1. Field of the Invention
The present invention relates generally to a system and method for improving the efficiency of programmed input/output (PI/O) and polling of input/output (I/O) interfaces in a system with large direct-mapped data caches. More particularly, it relates to such a system and method which does not require the use of explicit cache management instructions. Most especially, the invention relates to such a system and method which combines use of direct-mapped caches, a large number of cache lines, high cache miss penalties relative to instruction times, and a lack of direct memory access I/O.
2. Description of the Prior Art
There are several ways to execute I/O operations in a computer system. One which is often attractive is called "memory-mapped" I/O, where I/O device registers appear in the same physical address space as main memory, and may thus be accessed via normal load/store instructions. Memory mapped I/O devices typically decode physical memory addresses and respond to addresses in specific ranges.
In processors with data caches, one problem with this approach is that the goal of the cache, which is to suppress references to main memory, conflicts with the goal of instructions used to access the I/O device registers, which is to cause an I/O access for every load or store instruction. Another way of stating this problem is that software which is polling an I/O device register must guarantee that the polled address is not valid in the data cache, or the software will not see the actual register value.

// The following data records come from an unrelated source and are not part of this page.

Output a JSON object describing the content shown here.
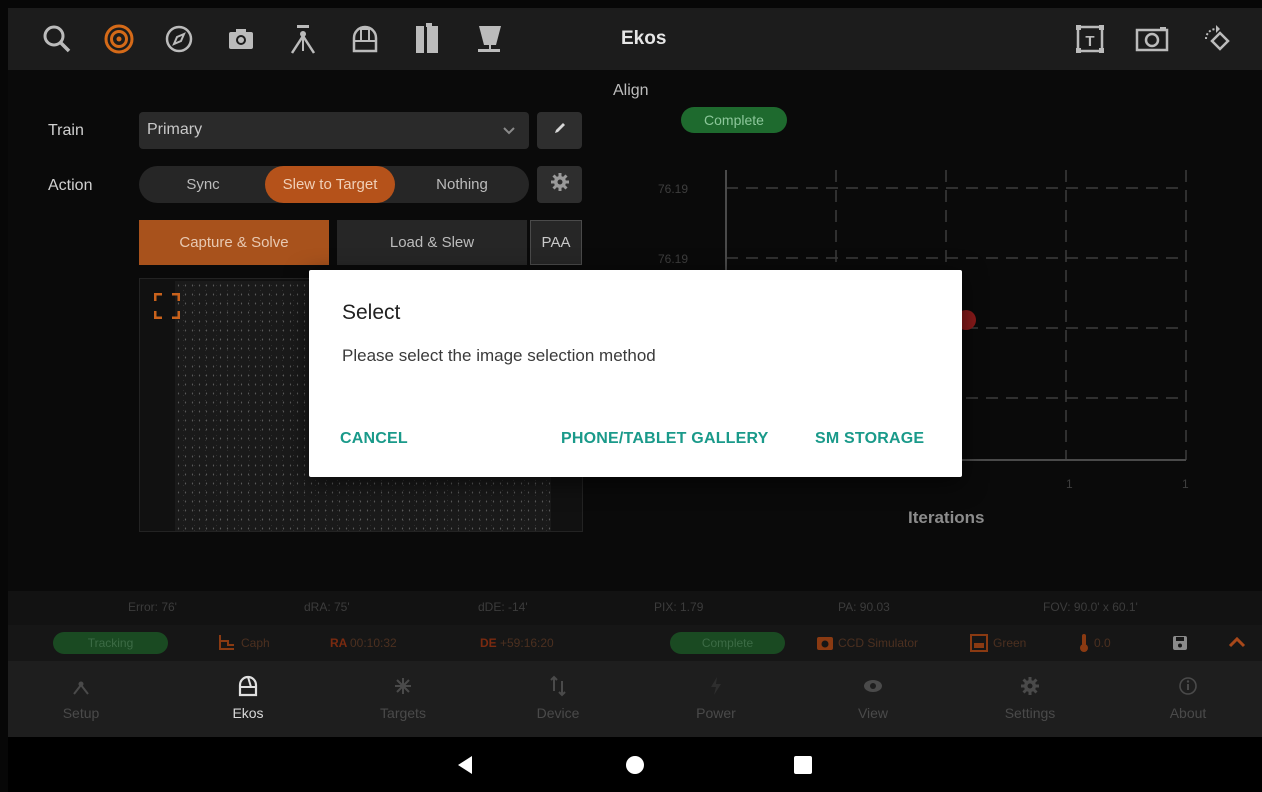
{
  "toolbar": {
    "title": "Ekos",
    "left_icons": [
      "search-icon",
      "target-icon",
      "compass-icon",
      "camera-icon",
      "tripod-icon",
      "dome-icon",
      "filter-wheel-icon",
      "telescope-icon"
    ],
    "right_icons": [
      "text-frame-icon",
      "frame-icon",
      "rotate-icon"
    ]
  },
  "align": {
    "train_label": "Train",
    "train_value": "Primary",
    "action_label": "Action",
    "actions": [
      "Sync",
      "Slew to Target",
      "Nothing"
    ],
    "active_action": "Slew to Target",
    "capture_button": "Capture & Solve",
    "load_button": "Load & Slew",
    "paa_button": "PAA",
    "panel_title": "Align",
    "status_pill": "Complete",
    "chart": {
      "y_tick_1": "76.19",
      "y_tick_2": "76.19",
      "x_tick_1": "1",
      "x_tick_2": "1",
      "x_label": "Iterations"
    }
  },
  "status_row": {
    "error": "Error: 76'",
    "dra": "dRA: 75'",
    "dde": "dDE: -14'",
    "pix": "PIX: 1.79",
    "pa": "PA: 90.03",
    "fov": "FOV: 90.0' x 60.1'"
  },
  "mount_row": {
    "tracking": "Tracking",
    "target": "Caph",
    "ra_label": "RA",
    "ra_value": "00:10:32",
    "de_label": "DE",
    "de_value": "+59:16:20",
    "align_status": "Complete",
    "camera": "CCD Simulator",
    "filter": "Green",
    "temperature": "0.0"
  },
  "bottom_nav": {
    "items": [
      {
        "label": "Setup",
        "icon": "setup-icon"
      },
      {
        "label": "Ekos",
        "icon": "ekos-icon"
      },
      {
        "label": "Targets",
        "icon": "targets-icon"
      },
      {
        "label": "Device",
        "icon": "device-icon"
      },
      {
        "label": "Power",
        "icon": "power-icon"
      },
      {
        "label": "View",
        "icon": "view-icon"
      },
      {
        "label": "Settings",
        "icon": "settings-icon"
      },
      {
        "label": "About",
        "icon": "about-icon"
      }
    ],
    "active": "Ekos"
  },
  "dialog": {
    "title": "Select",
    "message": "Please select the image selection method",
    "cancel": "CANCEL",
    "gallery": "PHONE/TABLET GALLERY",
    "storage": "SM STORAGE"
  },
  "colors": {
    "accent_orange": "#b5521a",
    "complete_green": "#1e6a2e",
    "dialog_button": "#1a9a8a"
  }
}
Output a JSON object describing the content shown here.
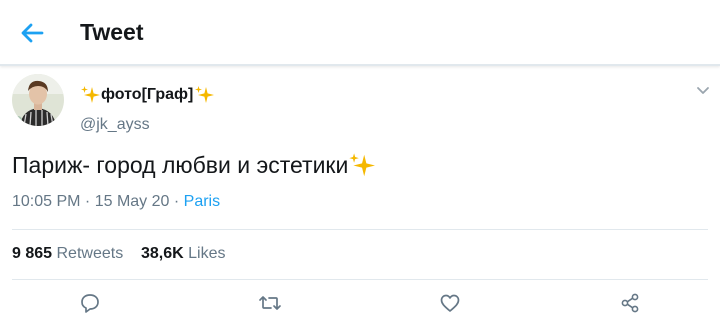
{
  "header": {
    "title": "Tweet",
    "back_icon": "arrow-left-icon"
  },
  "author": {
    "display_name": "фото[Граф]",
    "handle": "@jk_ayss",
    "name_decoration_icon": "sparkles-icon"
  },
  "tweet": {
    "text": "Париж- город любви и эстетики",
    "text_decoration_icon": "sparkles-icon",
    "time": "10:05 PM",
    "separator1": " · ",
    "date": "15 May 20",
    "separator2": " · ",
    "location": "Paris"
  },
  "stats": {
    "retweets_count": "9 865",
    "retweets_label": "Retweets",
    "likes_count": "38,6K",
    "likes_label": "Likes"
  },
  "actions": [
    "reply-icon",
    "retweet-icon",
    "like-icon",
    "share-icon"
  ],
  "colors": {
    "accent": "#1da1f2",
    "text_primary": "#14171a",
    "text_secondary": "#657786",
    "divider": "#e1e8ed",
    "sparkle": "#f5b800"
  }
}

Typical ways of dealing with this problem are:
Non-cached regions of physical address space for I/O device registers; the cache is disabled. PA1 Explicit cache management operations where the I/O software can ask that a particular cache line be invalidated, possibly causing a write-back. PA1 Indirect cache management instructions useful with direct-mapped caches, where the software generates a reference to a region of the physical address space known to collide with the cache line being "managed," thus causing the line to be invalidated. This other region can be called a "reserved" region, although it might be used independently for normal memory.
A current trend in processor design is changing several system parameters. Cache lines are getting larger. Next generation systems may have a 256 byte second-level cache line. This implies the use of write-back rather than write-through caches. Memory latencies are getting longer in relation to instruction rate. The cache refill time on the next generation systems might take as long as 200 instruction cycles.
These changes affect the performance of traditional means of dealing with the memory mapped I/O problem. Using uncached addresses is simple, but because it generates a cache miss for every I/O instruction, bandwidth for programmed I/O (PI/O) data transfer is reduced to a tiny fraction of the memory system bandwidth. In the next generation systems, this fraction might be 1/32 of the basic bandwidth.
Explicit cache management instructions can provide accurate control over the disposition of cache lines, but create some additional complexity in the central processing unit (CPU) and cache implementations, and are not present in all architectures. Implicit cache management suffers from high latencies because, in general, it requires a reference to the reserved region for each reference to an I/O register. It thus requires two cache misses and refills per I/O reference. One can do better for PI/O data transfer by making the I/O device's data buffer register as wide as a cache line. Then, almost half of the memory system bandwidth is available for data transfer. The other half is still used for refilling from the reserved region. It is clear from this discussion that improvement is required in the traditional means of dealing with memory mapped I/O for use in next generation computer systems.